И письма перечитывал, ни на одно не отвечая. А над теми письмами, где с него другие государи и заимодавцы кучу долгов требовали, только посмеивался: «Какой с меня спрос? У вас кто деньги брал — московский царь? Так и идите к московскому царю Семиону — посмотрим, что он вам отдаст, а я ныне — никто, так, сбоку припека, с меня все снято, смыто как с гуся вода! Был царь — да весь вышел! Нате, выкусите, пьявкоротые и гадовидые!

Нет меня — ни для вас, булычей, ни для врагов, ни для друзей!»

Да и друзей осталось — кот наплакал. И что за друзья? Кто зависть в душе, кто корысть в сердце лелеет, кто изменные подлости готовит. Или просто так, за здорово живешь, в казне, словно в бездонной бочке, своими воровскими лапами шарит и шурует, тащит что ни попадя. Ох, любят людишки к казне льнуть — батогами не отгонишь! Вот со скрипом сердечным последних лихоимцев и ворюг пришлось на Пасху по плахам разложить — а опять доносят, что всюду покражи замечены... Дашь слабину — тут же ужрут насмерть!

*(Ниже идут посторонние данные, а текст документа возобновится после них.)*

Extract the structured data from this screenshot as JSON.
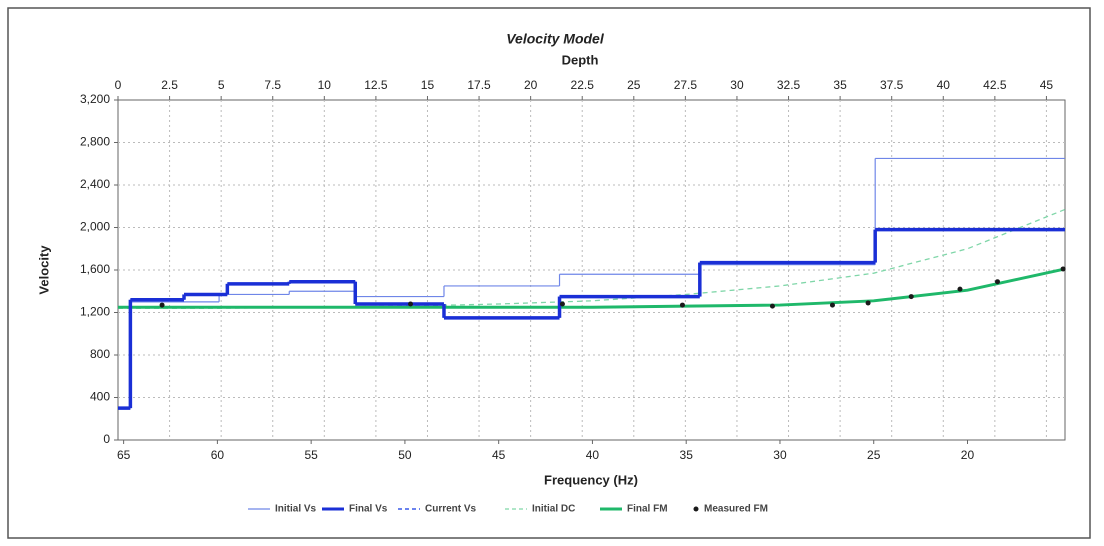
{
  "chart_data": {
    "type": "line",
    "title": "Velocity Model",
    "x2label": "Depth",
    "xlabel": "Frequency (Hz)",
    "ylabel": "Velocity",
    "x2lim": [
      0,
      45.9
    ],
    "x2ticks": [
      0,
      2.5,
      5,
      7.5,
      10,
      12.5,
      15,
      17.5,
      20,
      22.5,
      25,
      27.5,
      30,
      32.5,
      35,
      37.5,
      40,
      42.5,
      45
    ],
    "xlim": [
      65.3,
      14.8
    ],
    "xticks": [
      65,
      60,
      55,
      50,
      45,
      40,
      35,
      30,
      25,
      20
    ],
    "ylim": [
      0,
      3200
    ],
    "yticks": [
      0,
      400,
      800,
      {
        "value": 1200,
        "label": "1,200"
      },
      {
        "value": 1600,
        "label": "1,600"
      },
      {
        "value": 2000,
        "label": "2,000"
      },
      {
        "value": 2400,
        "label": "2,400"
      },
      {
        "value": 2800,
        "label": "2,800"
      },
      {
        "value": 3200,
        "label": "3,200"
      }
    ],
    "grid": true,
    "series": [
      {
        "name": "Initial Vs",
        "color": "#6f86e8",
        "width": 1.2,
        "axis": "x2",
        "step": true,
        "x": [
          0,
          0.6,
          4.9,
          8.3,
          11.5,
          15.8,
          21.4,
          28.2,
          36.7
        ],
        "values": [
          300,
          1300,
          1370,
          1400,
          1350,
          1450,
          1560,
          1650,
          2650
        ]
      },
      {
        "name": "Final Vs",
        "color": "#1a2fd6",
        "width": 3.5,
        "axis": "x2",
        "step": true,
        "x": [
          0,
          0.6,
          3.2,
          5.3,
          8.3,
          11.5,
          15.8,
          21.4,
          28.2,
          36.7
        ],
        "values": [
          300,
          1320,
          1370,
          1470,
          1490,
          1280,
          1150,
          1350,
          1670,
          1980
        ]
      },
      {
        "name": "Current Vs",
        "color": "#3a5ae8",
        "width": 1.5,
        "dash": true,
        "axis": "x2",
        "step": true,
        "x": [
          0,
          0.6,
          3.2,
          5.3,
          8.3,
          11.5,
          15.8,
          21.4,
          28.2,
          36.7
        ],
        "values": [
          300,
          1320,
          1370,
          1470,
          1490,
          1280,
          1150,
          1350,
          1670,
          1980
        ]
      },
      {
        "name": "Initial DC",
        "color": "#7fd6a8",
        "width": 1.3,
        "dash": true,
        "x": [
          65.3,
          60,
          55,
          50,
          45,
          40,
          35,
          30,
          25,
          20,
          14.8
        ],
        "values": [
          1240,
          1240,
          1250,
          1260,
          1280,
          1310,
          1370,
          1450,
          1570,
          1800,
          2170
        ]
      },
      {
        "name": "Final FM",
        "color": "#1fb86a",
        "width": 3,
        "x": [
          65.3,
          60,
          55,
          50,
          45,
          40,
          35,
          30,
          25,
          20,
          14.8
        ],
        "values": [
          1250,
          1250,
          1250,
          1250,
          1250,
          1250,
          1260,
          1270,
          1310,
          1410,
          1610
        ]
      },
      {
        "name": "Measured FM",
        "color": "#1a1a1a",
        "marker": "dot",
        "x": [
          62.95,
          49.7,
          41.6,
          35.2,
          30.4,
          27.2,
          25.3,
          23,
          20.4,
          18.4,
          14.9
        ],
        "values": [
          1270,
          1280,
          1280,
          1270,
          1260,
          1270,
          1290,
          1350,
          1420,
          1490,
          1610
        ]
      }
    ]
  }
}
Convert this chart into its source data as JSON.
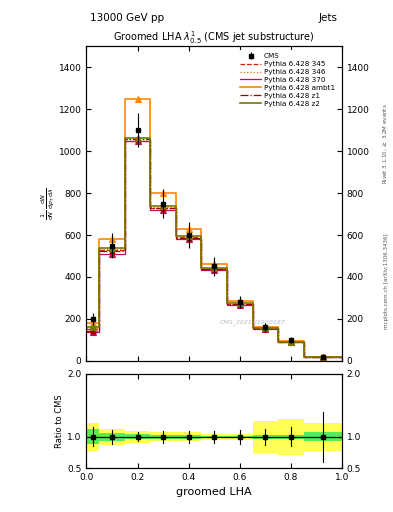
{
  "title": "Groomed LHA $\\lambda^{1}_{0.5}$ (CMS jet substructure)",
  "top_label_left": "13000 GeV pp",
  "top_label_right": "Jets",
  "xlabel": "groomed LHA",
  "ylabel_ratio": "Ratio to CMS",
  "watermark": "CMS_2021_I1920187",
  "right_label": "Rivet 3.1.10, $\\geq$ 3.2M events",
  "right_label2": "mcplots.cern.ch [arXiv:1306.3436]",
  "bin_edges": [
    0.0,
    0.05,
    0.15,
    0.25,
    0.35,
    0.45,
    0.55,
    0.65,
    0.75,
    0.85,
    1.0
  ],
  "cms_values": [
    200,
    550,
    1100,
    750,
    600,
    450,
    280,
    160,
    100,
    20
  ],
  "cms_errors": [
    30,
    60,
    80,
    70,
    60,
    45,
    30,
    20,
    15,
    8
  ],
  "p6_345_values": [
    150,
    530,
    1050,
    730,
    590,
    440,
    270,
    155,
    90,
    18
  ],
  "p6_346_values": [
    155,
    535,
    1055,
    735,
    592,
    442,
    272,
    157,
    91,
    19
  ],
  "p6_370_values": [
    140,
    510,
    1050,
    720,
    580,
    435,
    268,
    153,
    89,
    18
  ],
  "p6_ambt1_values": [
    180,
    580,
    1250,
    800,
    630,
    460,
    285,
    162,
    95,
    20
  ],
  "p6_z1_values": [
    145,
    525,
    1055,
    728,
    588,
    438,
    270,
    155,
    90,
    18
  ],
  "p6_z2_values": [
    160,
    540,
    1060,
    740,
    595,
    445,
    275,
    158,
    92,
    19
  ],
  "ratio_bin_edges": [
    0.0,
    0.05,
    0.15,
    0.25,
    0.35,
    0.45,
    0.55,
    0.65,
    0.75,
    0.85,
    1.0
  ],
  "ratio_green_lo": [
    0.88,
    0.94,
    0.96,
    0.97,
    0.97,
    0.98,
    0.98,
    0.97,
    0.97,
    0.93
  ],
  "ratio_green_hi": [
    1.12,
    1.06,
    1.04,
    1.03,
    1.03,
    1.02,
    1.02,
    1.03,
    1.03,
    1.07
  ],
  "ratio_yellow_lo": [
    0.78,
    0.87,
    0.9,
    0.93,
    0.93,
    0.95,
    0.95,
    0.75,
    0.72,
    0.78
  ],
  "ratio_yellow_hi": [
    1.22,
    1.13,
    1.1,
    1.07,
    1.07,
    1.05,
    1.05,
    1.25,
    1.28,
    1.22
  ],
  "colors": {
    "cms": "#000000",
    "p6_345": "#cc2200",
    "p6_346": "#cc7700",
    "p6_370": "#bb1155",
    "p6_ambt1": "#ff8800",
    "p6_z1": "#990000",
    "p6_z2": "#777700"
  },
  "ylim_main": [
    0,
    1500
  ],
  "yticks_main": [
    0,
    200,
    400,
    600,
    800,
    1000,
    1200,
    1400
  ],
  "ylim_ratio": [
    0.5,
    2.0
  ],
  "yticks_ratio": [
    0.5,
    1.0,
    2.0
  ]
}
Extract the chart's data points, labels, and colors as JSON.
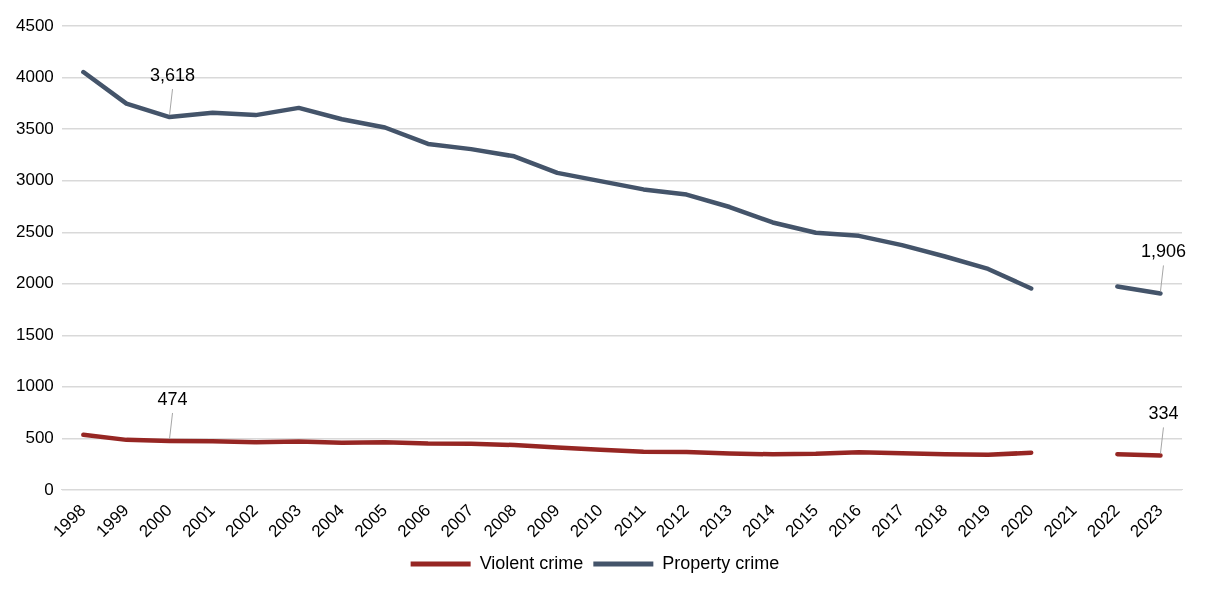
{
  "chart_data": {
    "type": "line",
    "categories": [
      "1998",
      "1999",
      "2000",
      "2001",
      "2002",
      "2003",
      "2004",
      "2005",
      "2006",
      "2007",
      "2008",
      "2009",
      "2010",
      "2011",
      "2012",
      "2013",
      "2014",
      "2015",
      "2016",
      "2017",
      "2018",
      "2019",
      "2020",
      "2021",
      "2022",
      "2023"
    ],
    "series": [
      {
        "name": "Violent crime",
        "color": "#962623",
        "values": [
          535,
          485,
          474,
          472,
          463,
          468,
          458,
          463,
          450,
          447,
          435,
          410,
          390,
          370,
          368,
          352,
          345,
          350,
          365,
          355,
          345,
          340,
          360,
          null,
          345,
          334
        ],
        "value_labels": [
          null,
          null,
          "474",
          null,
          null,
          null,
          null,
          null,
          null,
          null,
          null,
          null,
          null,
          null,
          null,
          null,
          null,
          null,
          null,
          null,
          null,
          null,
          null,
          null,
          null,
          "334"
        ]
      },
      {
        "name": "Property crime",
        "color": "#44546a",
        "values": [
          4055,
          3748,
          3618,
          3660,
          3637,
          3707,
          3597,
          3517,
          3357,
          3307,
          3237,
          3076,
          2996,
          2916,
          2866,
          2745,
          2595,
          2495,
          2465,
          2375,
          2265,
          2144,
          1954,
          null,
          1974,
          1906
        ],
        "value_labels": [
          null,
          null,
          "3,618",
          null,
          null,
          null,
          null,
          null,
          null,
          null,
          null,
          null,
          null,
          null,
          null,
          null,
          null,
          null,
          null,
          null,
          null,
          null,
          null,
          null,
          null,
          "1,906"
        ]
      }
    ],
    "ylim": [
      0,
      4500
    ],
    "yticks": [
      0,
      500,
      1000,
      1500,
      2000,
      2500,
      3000,
      3500,
      4000,
      4500
    ],
    "grid": "y",
    "legend": "bottom",
    "marker": "none",
    "line_style": "solid"
  }
}
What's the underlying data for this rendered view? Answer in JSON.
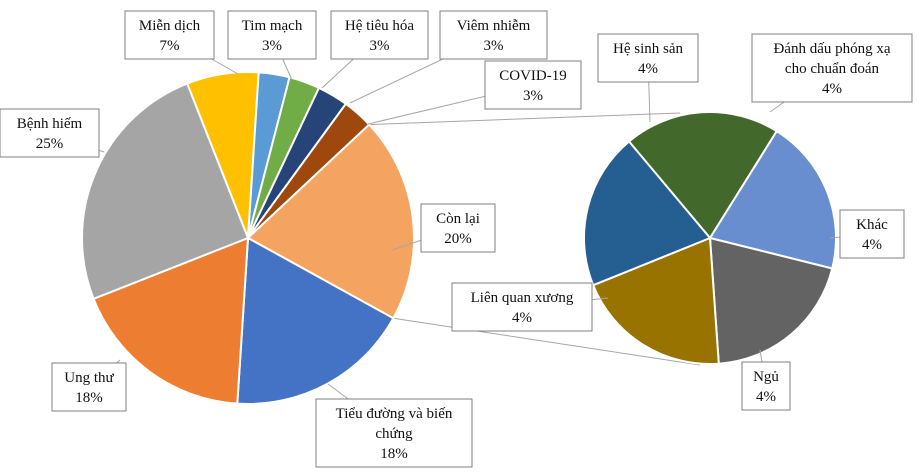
{
  "chart_data": {
    "type": "pie",
    "subtype": "pie-of-pie",
    "title": "",
    "main_pie": {
      "slices": [
        {
          "label": "Miễn dịch",
          "value": 7,
          "value_label": "7%",
          "color": "#FFC000"
        },
        {
          "label": "Tim mạch",
          "value": 3,
          "value_label": "3%",
          "color": "#5B9BD5"
        },
        {
          "label": "Hệ tiêu hóa",
          "value": 3,
          "value_label": "3%",
          "color": "#70AD47"
        },
        {
          "label": "Viêm nhiễm",
          "value": 3,
          "value_label": "3%",
          "color": "#264478"
        },
        {
          "label": "COVID-19",
          "value": 3,
          "value_label": "3%",
          "color": "#9E480E"
        },
        {
          "label": "Còn lại",
          "value": 20,
          "value_label": "20%",
          "color": "#F4A460"
        },
        {
          "label": "Tiểu đường và biến chứng",
          "value": 18,
          "value_label": "18%",
          "color": "#4472C4"
        },
        {
          "label": "Ung thư",
          "value": 18,
          "value_label": "18%",
          "color": "#ED7D31"
        },
        {
          "label": "Bệnh hiếm",
          "value": 25,
          "value_label": "25%",
          "color": "#A5A5A5"
        }
      ]
    },
    "secondary_pie": {
      "of": "Còn lại",
      "slices": [
        {
          "label": "Đánh dấu phóng xạ cho chuẩn đoán",
          "value": 4,
          "value_label": "4%",
          "color": "#43682B"
        },
        {
          "label": "Khác",
          "value": 4,
          "value_label": "4%",
          "color": "#698ED0"
        },
        {
          "label": "Ngủ",
          "value": 4,
          "value_label": "4%",
          "color": "#636363"
        },
        {
          "label": "Liên quan xương",
          "value": 4,
          "value_label": "4%",
          "color": "#997300"
        },
        {
          "label": "Hệ sinh sản",
          "value": 4,
          "value_label": "4%",
          "color": "#255E91"
        }
      ]
    }
  }
}
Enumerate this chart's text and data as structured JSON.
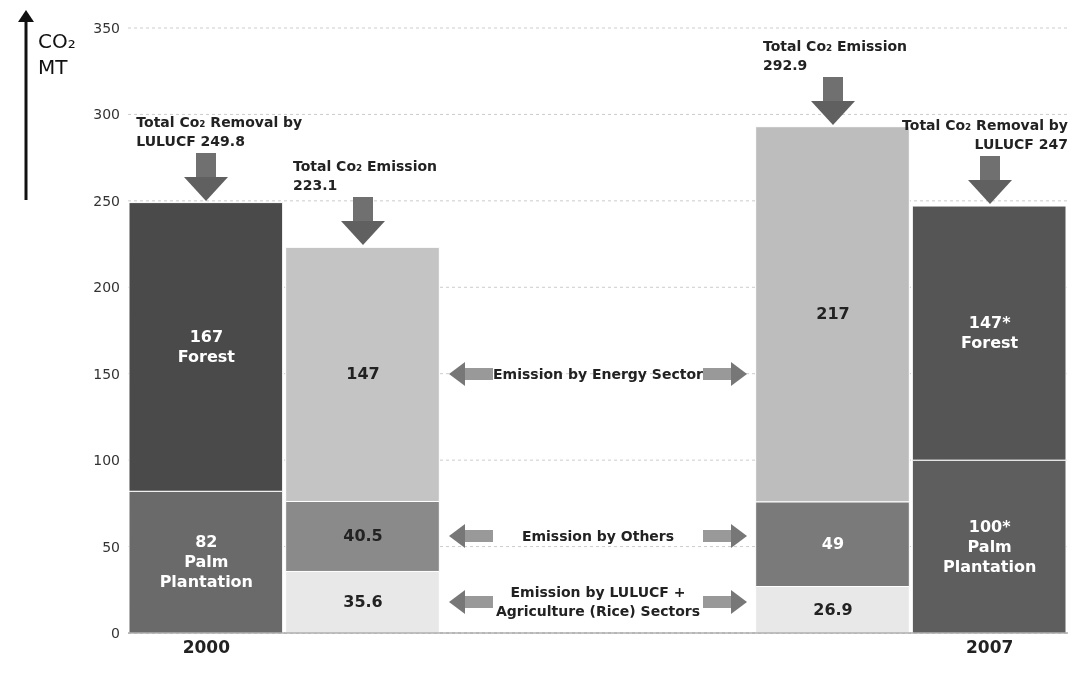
{
  "chart_data": {
    "type": "bar",
    "stacked": true,
    "ylabel": "CO₂ MT",
    "categories": [
      "2000",
      null,
      null,
      "2007"
    ],
    "series": [
      {
        "colors": [
          "#6a6a6a",
          "#e8e8e8",
          "#e8e8e8",
          "#5e5e5e"
        ],
        "values": [
          82,
          35.6,
          26.9,
          100
        ],
        "value_labels": [
          "82\nPalm\nPlantation",
          "35.6",
          "26.9",
          "100*\nPalm\nPlantation"
        ]
      },
      {
        "colors": [
          "#4a4a4a",
          "#8a8a8a",
          "#7a7a7a",
          "#555555"
        ],
        "values": [
          167,
          40.5,
          49,
          147
        ],
        "value_labels": [
          "167\nForest",
          "40.5",
          "49",
          "147*\nForest"
        ]
      },
      {
        "colors": [
          "#cfcfcf",
          "#c4c4c4",
          "#bdbdbd",
          "#cfcfcf"
        ],
        "values": [
          null,
          147,
          217,
          null
        ],
        "value_labels": [
          null,
          "147",
          "217",
          null
        ]
      }
    ],
    "annotations": [
      "Total Co₂ Removal by LULUCF 249.8",
      "Total Co₂ Emission 223.1",
      "Total Co₂ Emission 292.9",
      "Total Co₂ Removal by LULUCF 247",
      "Emission by LULUCF + Agriculture (Rice) Sectors",
      "Emission by Others",
      "Emission by Energy Sector"
    ],
    "ylim": [
      0,
      350
    ],
    "yticks": [
      0,
      50,
      100,
      150,
      200,
      250,
      300,
      350
    ],
    "grid": "y"
  }
}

Одно хорошо — с главными злодеями разделался, с опришней за все ее подлости, трусости, самовластье, сдачу Москвы, пожар, потачки крымцам, самовольные грабежи, за все ее происки и мерзости расчёлся, квит-квитной, и концы обрубил! Ныне надо как бы поумнее вернуть земщине то, что опришней отнято было. Жизней не воротишь, Бог только раз вдувает дух в прах, но добро, домы и села возвращать надобно, чтоб не зачахла земля на корню.

Нет больше опришни! И слово такое настрого запрещено!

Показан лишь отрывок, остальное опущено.